FRANKFURT, Germany — The European Union’s executive commission lowered its growth forecast for this year and next, saying the economy “has lost momentum” in 2023 as inflation weighs on consumer spending and higher central bank interest rates deter borrowing for purchases and investment.

The outlook for this year was lowered to 0.6% from 0.8% for the 20 countries that use the euro currency, and to 1.2% from 1.3% for next year, the commission said today in its autumn economic forecast, which revised figures from its previous forecast in September.

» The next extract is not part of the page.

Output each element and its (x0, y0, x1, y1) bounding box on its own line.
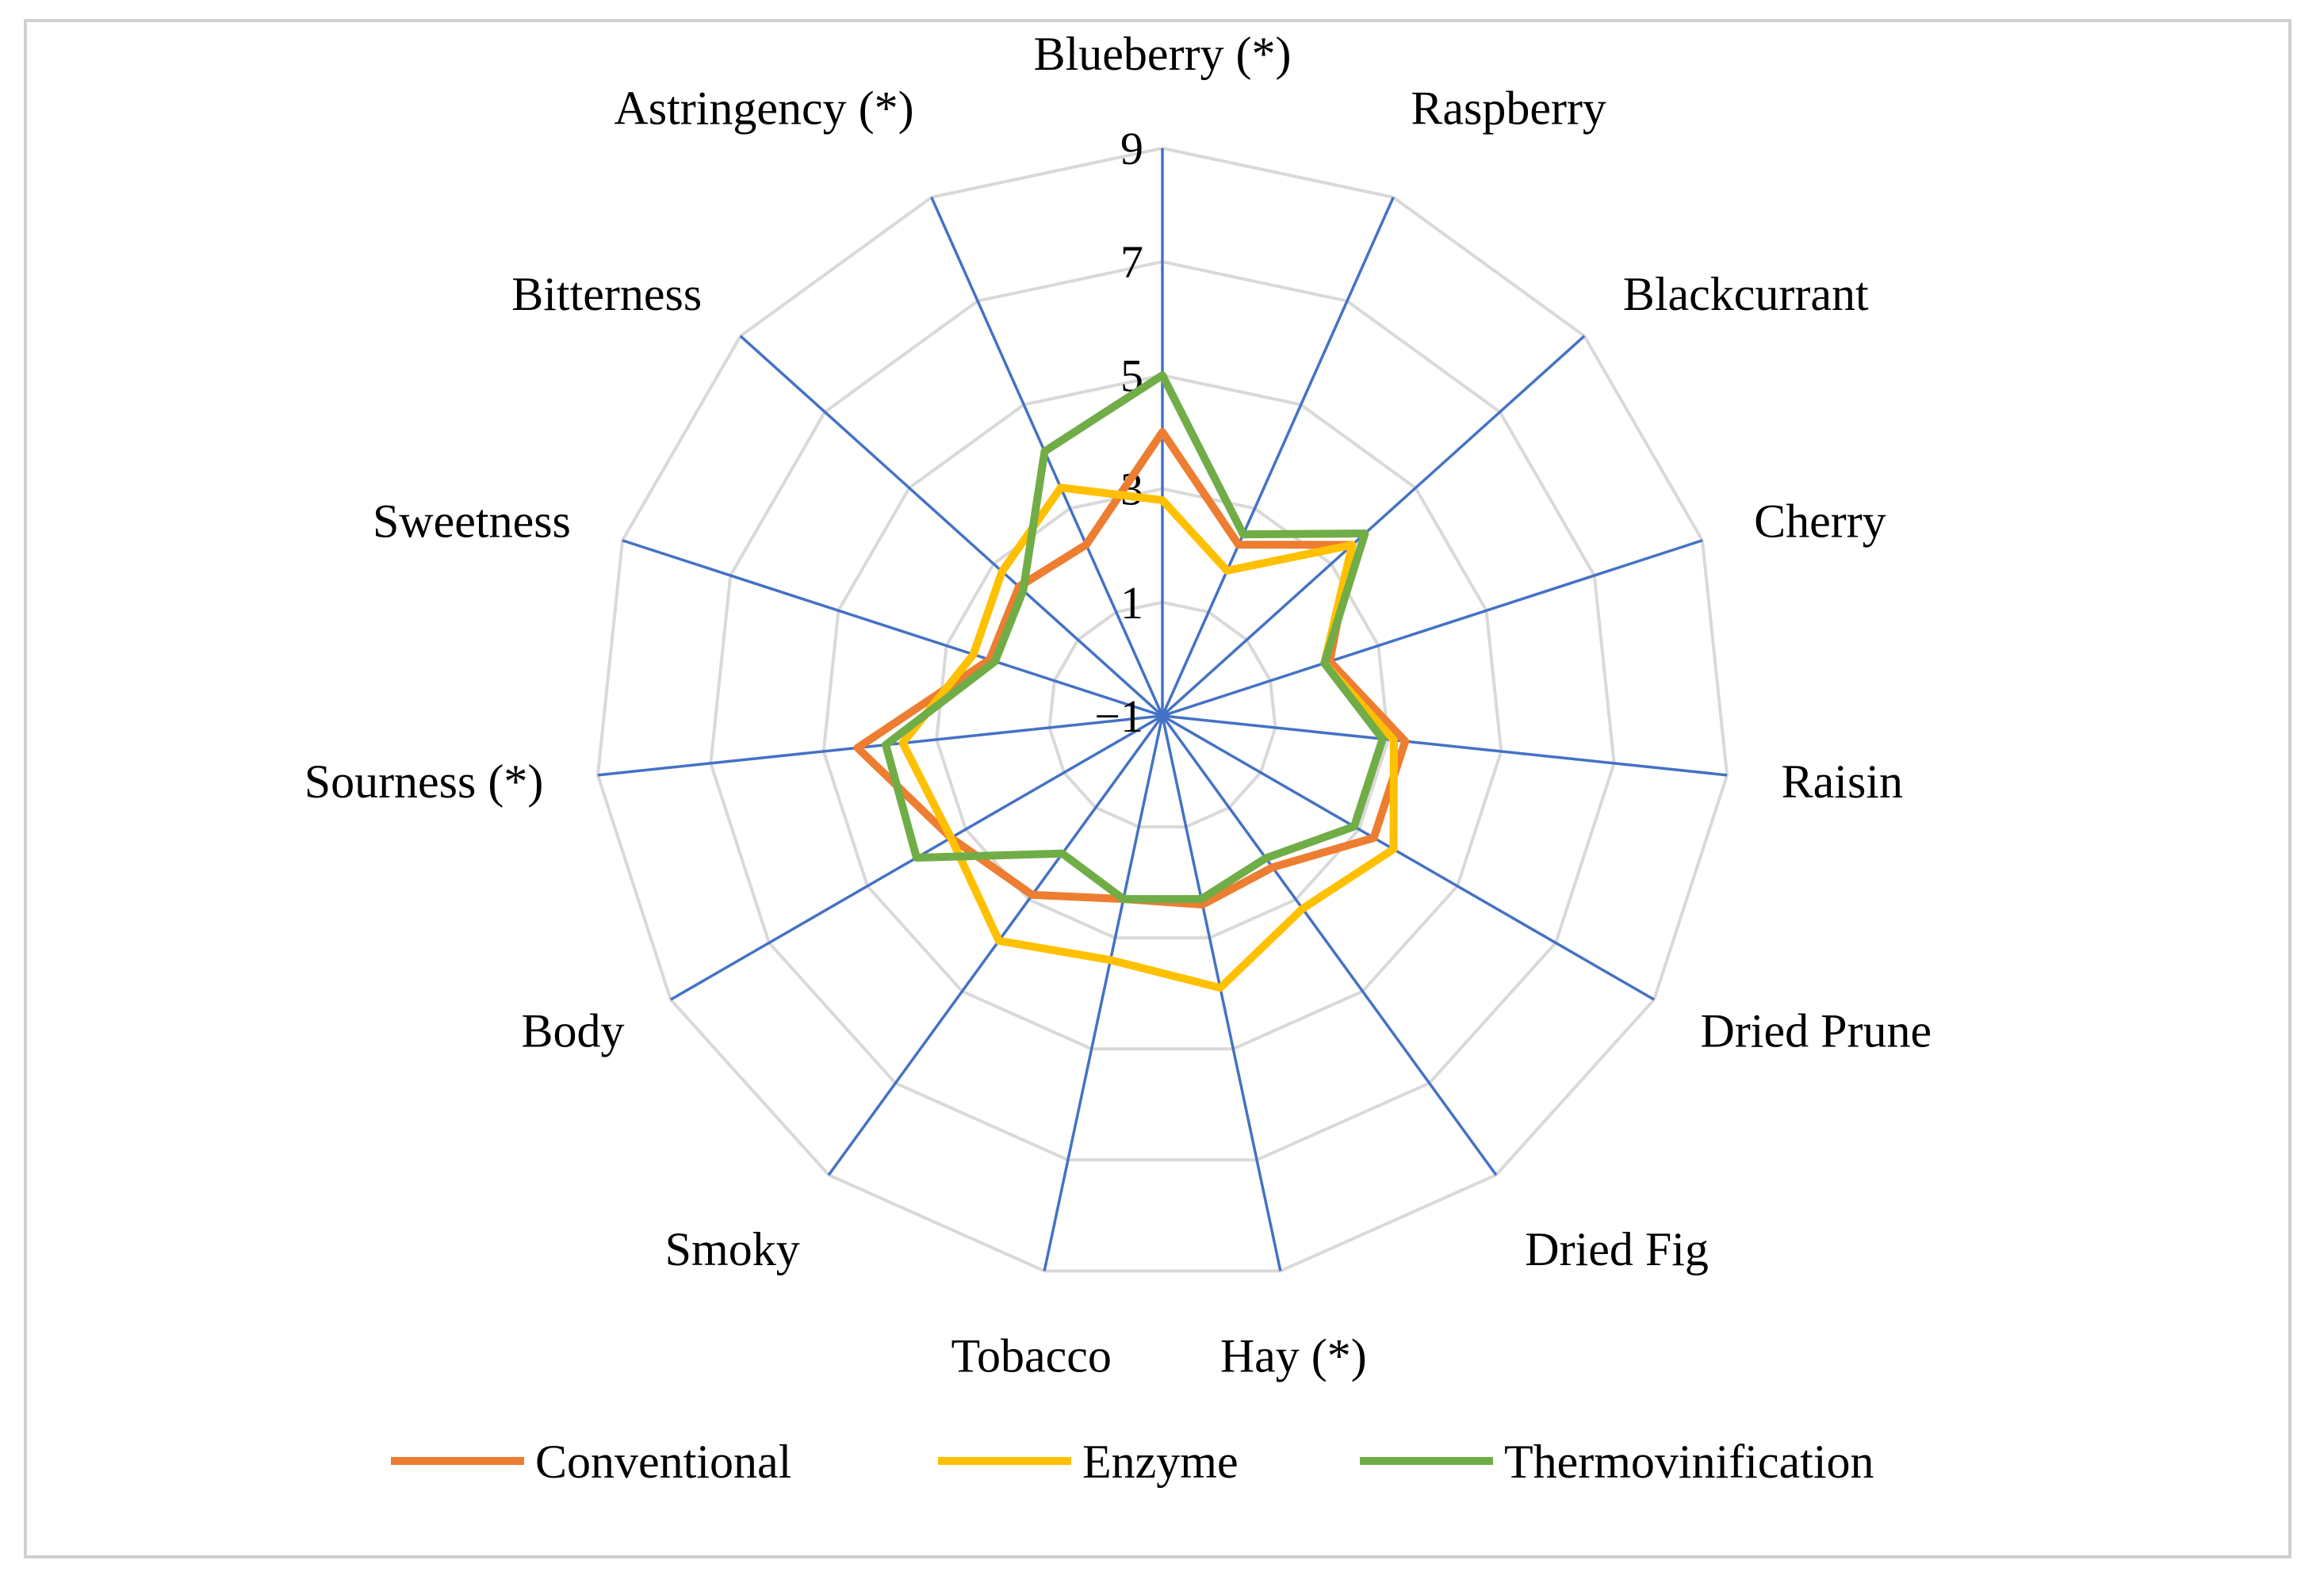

Even that modest growth outlook is exposed to risk from Russia’s ongoing war against Ukraine and the Israel-Hamas war in Gaza. So far, the conflict has not interfered with oil supplies from Mideast producers such as Saudi Arabia and the United Arab Emirates, “but there is a risk of disruptions to energy supplies that could potentially have a significant impact” on prices and global growth.

While growth remains weak, unemployment remains near record lows and growth should improve as inflation falls and leaves people with more spending more, the commission said. Meanwhile, government deficits and debt have declined after a burst of stimulus spending during the COVID-19 pandemic.

“We are approaching the end of a challenging year for the EU economy,” said Paolo Gentiloni, EU commissioner for economy. “Strong price pressures and the monetary tightening needed to contain them, as well as weak global demand, have taken their toll on households and businesses.”

“Looking ahead to 2024, we expect a modest uptick in growth as inflation eases further and the labor market remains resilient.”

The economy has barely grown this year, recording zero increase in the first quarter, 0.2% growth in the third, and a fall of 0.1% in output in the third quarter.

Inflation declined to 2.9% in October from its peak of 10.6% a year earlier as the European Central Bank swiftly raised its key interest rate benchmark. Higher interest rates are the typical central bank tool against inflation. But they can also weigh on growth by making credit more expensive for consumer purchases or for business investment in new offices or production facilities.